Engazonnement, plantations et semis : la conservation des cimetières agit pour réduire l’usage des produits phytosanitaires.
« Jusqu’aux années 50, nos cimetières étaient entretenus par la main de l’homme, qui régulait la végétation avec la binette et quelquefois la faux. » Dominique Bodin est conservateur des cimetières niortais depuis 37 ans. Il raconte : « Mes prédecesseurs m’expliquaient qu’il n’était pas rare, il y quelques décennies, de voir des tas de foin dans le cimetière et d’y croiser les papis venus ramasser des lumas. »
Après-guerre, l’apparition des herbicides a contribué à transformer le cimetière en un lieu minéral. « Le regard des usagers a changé et toute présence de végétation dans les cimetières est devenue indésirable. Mais en la supprimant, on a supprimé en même temps toute la biodiversité, animale et végétale. »
Depuis plusieurs années, on mesure les dégâts causés par l’utilisation excessive de ces produits phytosanitaires tant sur la qualité de l’eau, sur la biodiversité que sur la santé publique et sur celle des professionnels. Les règles ont aujourd’hui changé. « Il faut peu à peu inverser la tendance pour redonner vie à nos espaces funéraires », souligne le conservateur. La démarche n’est pas simple. Elle implique de changer notre regard. Et de se doter des moyens, techniques et humains, de cette alternative.

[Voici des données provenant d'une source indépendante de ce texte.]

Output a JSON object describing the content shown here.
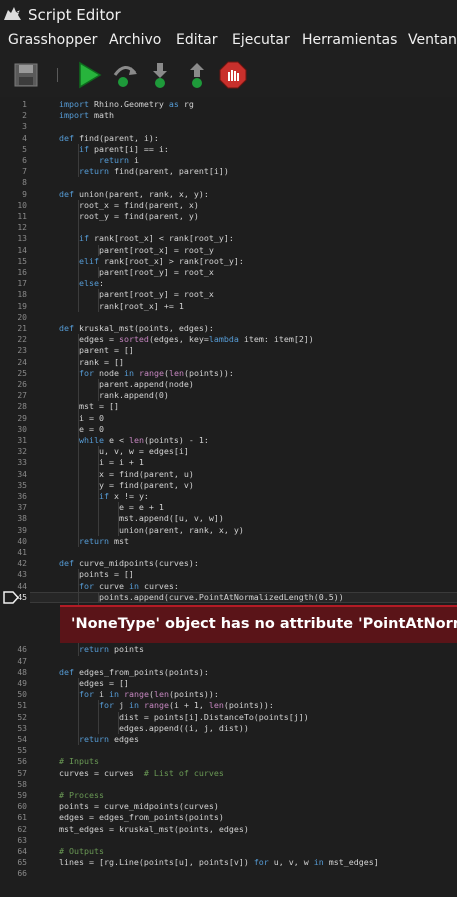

Réduction de l'usage chimique
Dans le sillage de Versailles, Fontainebleau, Nantes ou Angers, Niort a entamé depuis 2011 une telle démarche. La Ville a réduit de plus de 30 % l’usage des substances chimiques dans ses espaces funéraires. Les tests ont commencé dans le cimetière ancien, rue de Bellune : la partie droite, que Dominique Bodin surnomme « mon petit Père-Lachaise, » est entretenue sans pesticide et entièrement végétalisée. « Nous avons aussi engazonné tous les espaces non attribués des cimetières Buhors, Grand-Croix,Vieux-Souché » poursuit le conservateur. Il prévoit cette année de semer du gazon dans les cimetières autour de l’église de Saint-Florent. Les premiers tests ont suscité des réactions contrastées des usagers : « Quelques-uns ont associé la présence du végétal à un manque d’entretien. D’autres ont souligné l’intérêt et le bien-fondé de la démarche. »
Des fleurs et des arbustes
Les essais se sont poursuivis avec la plantation de bulbes, de plantes couvre-sol et le semis de prairies fleuries. Un schéma directeur est en cours d’élaboration au bureau d’études des espaces publics. « La population accepte mieux la végétation si on trouve aussi des fleurs, des arbustes. Mais dans un premier temps, ce serait bien de pouvoir tout engazonner, » indique Eve-Marie Ferrer, la technicienne qui conduit cette étude. Les agents sont aujourd’hui convaincus de la pertinence de la démarche. « En honorant nos morts, on peut aussi respecter les vivants et le cadre de vie des vivants, » conclut le conservateur. À l’heure de partir en retraite, il se prend à rêver d’une démarche étendue au-delà des limites communales. Peut-être, dans quelques années, pourrons-nous à nouveau ramasser des lumas dans ces lieux de mémoire.
En chiffres
- 12 cimetières communaux
- 20 ha de superficie totale
- 20 000 concessions en tout (inhumations et urnes)
- 60 000 à 65 000 personnes y reposent (l’équivalent de la population niortaise)
- 15 agents au service de conservation des cimetières (4 agents administratifs et encadrement et 11 agents techniques polyvalents sur l’ensemble des cimetières et du crematorium).